With the introduction of 2013 model year vehicles, the Environmental Protection Agency (EPA) Fuel Economy Label will be updated as shown in the photograph above. Of course, this is the label for electric vehicles (EVs). The label for gasoline powered vehicles will look like this:
The bottom of each sticker provides the standard disclaimer – “Actual results will vary…” But let’s take a closer look at the number in the upper right corner of each sticker. “You save $x,xxx in fuel costs over 5 years compared to the average new vehicle.”
Explaining the gasoline EPA Fuel Economy Sticker
The fine print on the bottom of each sticker declares that the average new vehicle gets 22 miles per gallon (mpg). It also provides an estimate of the cost of fuel for that model year (in the example above $3.70 per gallon). All vehicles are estimated to be driven 15,000 miles each year.
First of all, don’t try to run the numbers using the above examples. Clearly there is rounding involved to get the numbers indicated in all cases, but they are close enough to be representative. In the example above, since that gasoline vehicle gets 26 miles per gallon you save $1,850 over a five year time frame compared to the average new car. A careful reading will also show that this sticker belongs on a small SUV.
Explaining the Electric Vehicle EPA Fuel Economy Sticker
Since the electric vehicle uses electricity instead of gasoline a different means of comparison is called for. The EPA has calculated that, in this example, 34 kilowatt hours (kWh) will get you 100 miles down the road. That number will vary from vehicle to vehicle, just as mpg varies in gasoline powered cars. Also, the average estimated cost of electricity is projected to be $0.12 per kWh. Again, it is simply a case of doing the math. The electricity cost to drive this vehicle 15,000 miles is $600 based on the above assumptions. Compared to the average new vehicle, this provides a five year cost savings of $9,600.
The Plug-in Hybrid provides a significant cost savings as well when compared to the average new vehicle.
Electric vehicles and plug-in hybrids will be sitting side-by-side on dealership lots and shoppers will be looking at and comparing these stickers. We feel that as a result, more individuals will understand that an electric vehicle or plug-in hybrid may actually fit into their driving situation. Saving money can be a hugely motivating factor. Also, in 2013 we will see more electric vehicles and plug-in hybrids offered by more manufacturers in more vehicle configurations. Just as in the gasoline powered automobile world, expanding vehicle choice will bring more shoppers into the segment.

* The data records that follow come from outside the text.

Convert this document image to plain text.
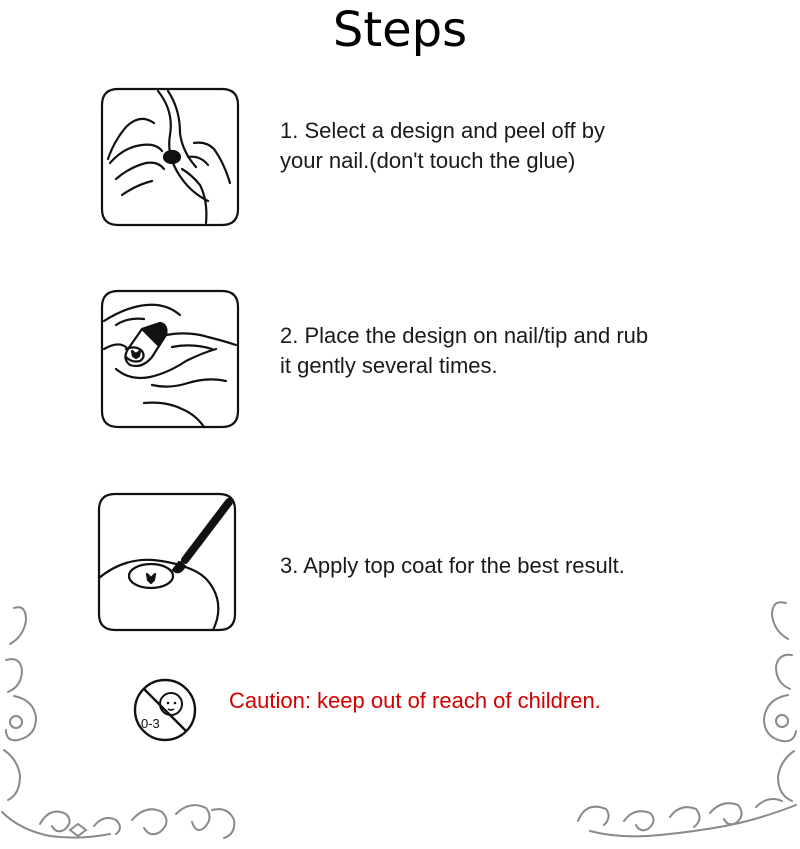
Steps
1. Select a design and peel off by
your nail.(don't touch the glue)
2. Place the design on nail/tip and rub
it gently several times.
3. Apply top coat for the best result.
0-3
Caution: keep out of reach of children.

One other not insignificant point to keep in mind is this – the above labels and their results project a fixed price for both gasoline and electricity. As we know, both cost more over time. We recently wrote that gasoline has more than tripled in cost over the past 10 years, while the cost of electricity has gone up about 45% during that same time frame. Taking future gas price hikes into consideration will make EVs even more appealing to more shoppers as they are introduced to these cost saving ideas via this new EPA Fuel Economy Label.